This spring, Michelle Villanueva – a high school senior – will graduate alongside Lydia Barerra, her mother.

Both are members of Adelante Mujeres, an Oregon-based organization that empowers Latinas to lead in their communities. Adelante Mujeres guided each woman along her academic journey, while offering a strong support network and a space to feel heard outside the classroom.

Adelante Mujeres
Michelle Villanueva with her mother, Lydia Barerra, at their family home.

For Villanueva, seeing her mother pursue her GED is an inspiration that gives her strength to realize her own academic success is possible. For Barerra, seeing her daughter transition from high school to college assures her that her other children will be able to see a similar future. 

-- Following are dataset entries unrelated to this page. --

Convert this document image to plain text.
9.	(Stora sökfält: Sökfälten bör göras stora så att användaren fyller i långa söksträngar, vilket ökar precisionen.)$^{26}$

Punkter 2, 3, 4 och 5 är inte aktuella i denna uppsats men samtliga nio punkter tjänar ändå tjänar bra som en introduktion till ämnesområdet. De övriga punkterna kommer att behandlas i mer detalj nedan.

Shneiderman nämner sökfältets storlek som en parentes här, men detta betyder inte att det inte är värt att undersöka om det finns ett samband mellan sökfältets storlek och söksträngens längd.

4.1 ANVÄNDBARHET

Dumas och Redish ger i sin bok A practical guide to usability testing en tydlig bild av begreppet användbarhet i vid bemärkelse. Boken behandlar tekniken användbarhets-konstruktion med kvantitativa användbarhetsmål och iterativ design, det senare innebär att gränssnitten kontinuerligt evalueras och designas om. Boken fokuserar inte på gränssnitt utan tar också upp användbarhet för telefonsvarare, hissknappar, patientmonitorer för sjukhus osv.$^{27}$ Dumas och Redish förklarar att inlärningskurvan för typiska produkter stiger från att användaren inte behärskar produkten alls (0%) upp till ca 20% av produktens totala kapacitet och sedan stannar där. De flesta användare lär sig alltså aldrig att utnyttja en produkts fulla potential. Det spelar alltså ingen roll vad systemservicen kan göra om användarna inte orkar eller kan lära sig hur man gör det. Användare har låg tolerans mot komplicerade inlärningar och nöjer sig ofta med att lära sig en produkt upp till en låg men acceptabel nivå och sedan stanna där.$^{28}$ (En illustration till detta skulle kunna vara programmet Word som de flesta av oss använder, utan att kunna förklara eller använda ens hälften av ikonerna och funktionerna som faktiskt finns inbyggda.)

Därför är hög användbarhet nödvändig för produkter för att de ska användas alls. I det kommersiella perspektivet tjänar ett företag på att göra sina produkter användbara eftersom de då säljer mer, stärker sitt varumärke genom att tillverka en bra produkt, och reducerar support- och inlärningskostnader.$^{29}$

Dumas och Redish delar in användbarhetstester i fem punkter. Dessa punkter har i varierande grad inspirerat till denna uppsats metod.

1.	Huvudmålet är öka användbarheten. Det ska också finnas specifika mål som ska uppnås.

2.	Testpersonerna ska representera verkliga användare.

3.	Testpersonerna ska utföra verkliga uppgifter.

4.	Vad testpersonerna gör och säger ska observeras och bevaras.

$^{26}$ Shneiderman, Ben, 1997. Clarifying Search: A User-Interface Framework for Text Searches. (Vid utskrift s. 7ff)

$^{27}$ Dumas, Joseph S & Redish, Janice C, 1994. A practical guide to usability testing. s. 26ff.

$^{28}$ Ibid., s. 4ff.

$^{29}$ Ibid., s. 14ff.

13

Barerra tells Villanueva, “If you go to college, you are going to set the example for your brother and sister, so they can keep fighting to go to college.”

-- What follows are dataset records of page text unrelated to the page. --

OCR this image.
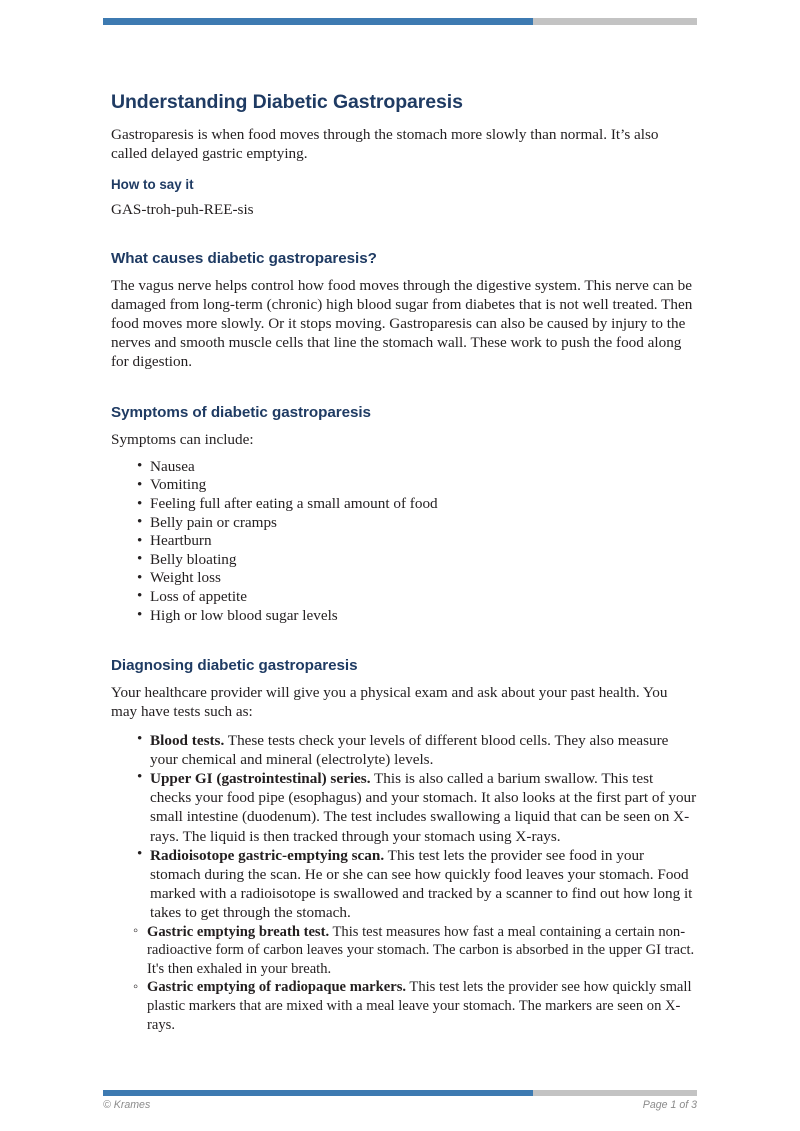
Understanding Diabetic Gastroparesis

Gastroparesis is when food moves through the stomach more slowly than normal. It’s also called delayed gastric emptying.

How to say it

GAS-troh-puh-REE-sis

What causes diabetic gastroparesis?

The vagus nerve helps control how food moves through the digestive system. This nerve can be damaged from long-term (chronic) high blood sugar from diabetes that is not well treated. Then food moves more slowly. Or it stops moving. Gastroparesis can also be caused by injury to the nerves and smooth muscle cells that line the stomach wall. These work to push the food along for digestion.

Symptoms of diabetic gastroparesis

Symptoms can include:

• Nausea
• Vomiting
• Feeling full after eating a small amount of food
• Belly pain or cramps
• Heartburn
• Belly bloating
• Weight loss
• Loss of appetite
• High or low blood sugar levels
Diagnosing diabetic gastroparesis

Your healthcare provider will give you a physical exam and ask about your past health. You may have tests such as:

• Blood tests. These tests check your levels of different blood cells. They also measure your chemical and mineral (electrolyte) levels.
• Upper GI (gastrointestinal) series. This is also called a barium swallow. This test checks your food pipe (esophagus) and your stomach. It also looks at the first part of your small intestine (duodenum). The test includes swallowing a liquid that can be seen on X-rays. The liquid is then tracked through your stomach using X-rays.
• Radioisotope gastric-emptying scan. This test lets the provider see food in your stomach during the scan. He or she can see how quickly food leaves your stomach. Food marked with a radioisotope is swallowed and tracked by a scanner to find out how long it takes to get through the stomach.
◦ Gastric emptying breath test. This test measures how fast a meal containing a certain non-radioactive form of carbon leaves your stomach. The carbon is absorbed in the upper GI tract. It's then exhaled in your breath.
◦ Gastric emptying of radiopaque markers. This test lets the provider see how quickly small plastic markers that are mixed with a meal leave your stomach. The markers are seen on X-rays.
© Krames	Page 1 of 3
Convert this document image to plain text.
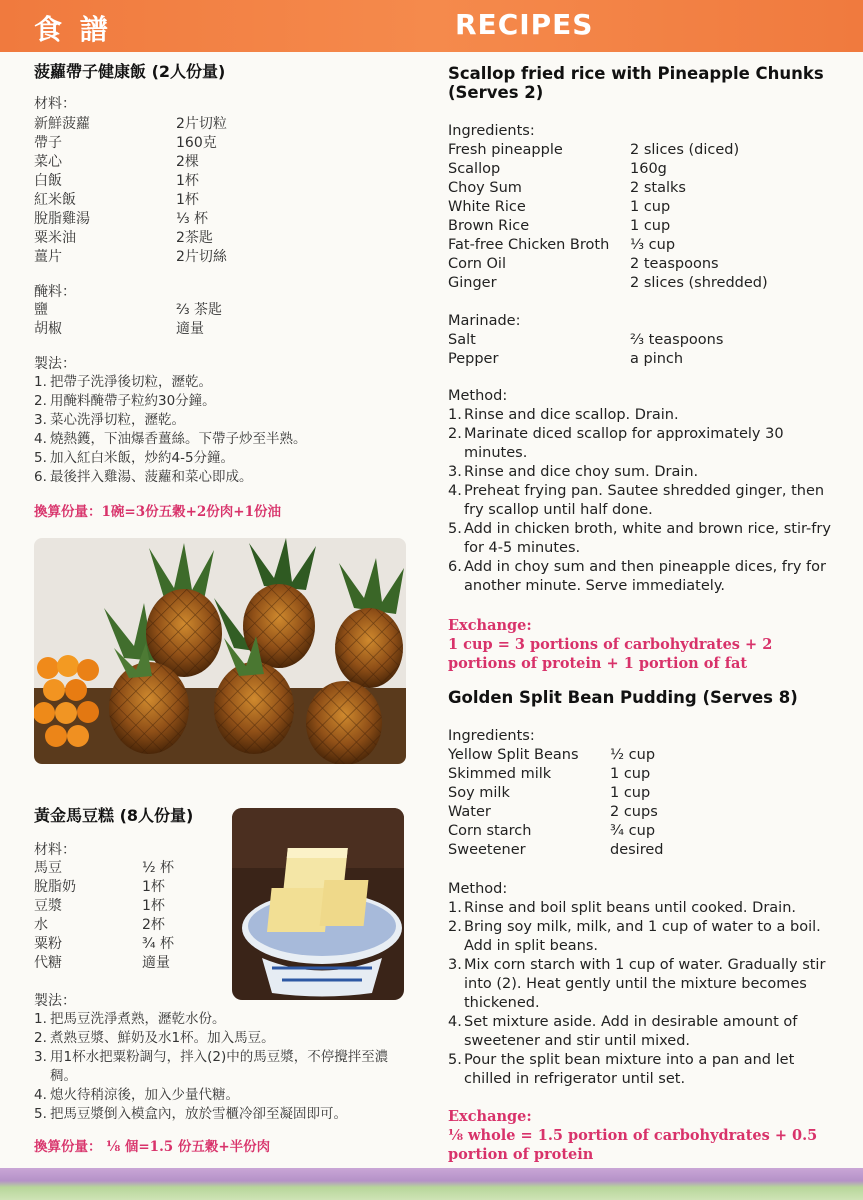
食 譜	RECIPES
菠蘿帶子健康飯 (2人份量)
材料：
新鮮菠蘿	2片切粒
帶子	160克
菜心	2棵
白飯	1杯
紅米飯	1杯
脫脂雞湯	⅓ 杯
粟米油	2茶匙
薑片	2片切絲
醃料：
鹽	⅔ 茶匙
胡椒	適量
製法：
1. 把帶子洗淨後切粒，瀝乾。
2. 用醃料醃帶子粒約30分鐘。
3. 菜心洗淨切粒，瀝乾。
4. 燒熱鑊，下油爆香薑絲。下帶子炒至半熟。
5. 加入紅白米飯，炒約4-5分鐘。
6. 最後拌入雞湯、菠蘿和菜心即成。
換算份量：1碗=3份五穀+2份肉+1份油
黃金馬豆糕 (8人份量)
材料：
馬豆	½ 杯
脫脂奶	1杯
豆漿	1杯
水	2杯
粟粉	¾ 杯
代糖	適量
製法：
1. 把馬豆洗淨煮熟，瀝乾水份。
2. 煮熟豆漿、鮮奶及水1杯。加入馬豆。
3. 用1杯水把粟粉調勻，拌入(2)中的馬豆漿，不停攪拌至濃稠。
4. 熄火待稍涼後，加入少量代糖。
5. 把馬豆漿倒入模盒內，放於雪櫃冷卻至凝固即可。
換算份量： ⅛ 個=1.5 份五穀+半份肉
Scallop fried rice with Pineapple Chunks (Serves 2)
Ingredients:
Fresh pineapple	2 slices (diced)
Scallop	160g
Choy Sum	2 stalks
White Rice	1 cup
Brown Rice	1 cup
Fat-free Chicken Broth	⅓ cup
Corn Oil	2 teaspoons
Ginger	2 slices (shredded)
Marinade:
Salt	⅔ teaspoons
Pepper	a pinch
Method:
1. Rinse and dice scallop. Drain.
2. Marinate diced scallop for approximately 30 minutes.
3. Rinse and dice choy sum. Drain.
4. Preheat frying pan. Sautee shredded ginger, then fry scallop until half done.
5. Add in chicken broth, white and brown rice, stir-fry for 4-5 minutes.
6. Add in choy sum and then pineapple dices, fry for another minute. Serve immediately.
Exchange:
1 cup = 3 portions of carbohydrates + 2 portions of protein + 1 portion of fat
Golden Split Bean Pudding (Serves 8)
Ingredients:
Yellow Split Beans	½ cup
Skimmed milk	1 cup
Soy milk	1 cup
Water	2 cups
Corn starch	¾ cup
Sweetener	desired
Method:
1. Rinse and boil split beans until cooked. Drain.
2. Bring soy milk, milk, and 1 cup of water to a boil. Add in split beans.
3. Mix corn starch with 1 cup of water. Gradually stir into (2). Heat gently until the mixture becomes thickened.
4. Set mixture aside. Add in desirable amount of sweetener and stir until mixed.
5. Pour the split bean mixture into a pan and let chilled in refrigerator until set.
Exchange:
⅛ whole = 1.5 portion of carbohydrates + 0.5 portion of protein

Visualizing such a future can be a barrier for many prospective first-generation college students, for whom a college campus can feel inaccessible and unwelcoming.

That’s why Adelante Mujeres takes girls as young as third graders to visit colleges, making places of higher education feel familiar and within reach.

Through a partnership with The Coca-Cola Company and the University of Washington, Adelante Mujeres has been able to expand these efforts. In November, Adelante Mujeres brought 30 Latina high schoolers from Oregon to visit the University of Washington’s Seattle and Bothell campuses. For some, it was their first time seeing an out-of-state school. For others, it was their first exposure to a college campus.

More than an opportunity to tour both campuses, these visits provided students an opportunity to see what their own futures might look like. Students spoke with Coca-Cola First Generation Scholars – students granted undergraduate scholarships by Coca-Cola – about ways to lighten the financial burden of higher education. They heard from the daughters of migrant workers, who discussed how building a strong Latina community helped them navigate an unfamiliar college space. They heard from first-generation college graduates who went on to teach at those very institutions of higher learning.

Packed with self-reflection workshops, the experience also provided a forum to reflect on how their Latina identities have shaped their journeys and how stereotypes will not limit their successes.

Lucila Gambino, a youth facilitator with Adelante Mujeres, believes such reflection in a space where participants feel heard helps them to develop “personal poder” – personal power.

“The chicas feeling heard celebrates their identities and voice and encourages them to use it in the best way they can,” Gambino explains. “Education empowers. We’ve learned that educating women and girls helps the community as a whole story.

Adelante Mujeres

For Villanueva, the experience was a reminder of how close she is to achieving her dream of higher education.

“It’s right there," she concludes. "I just need to open the door.”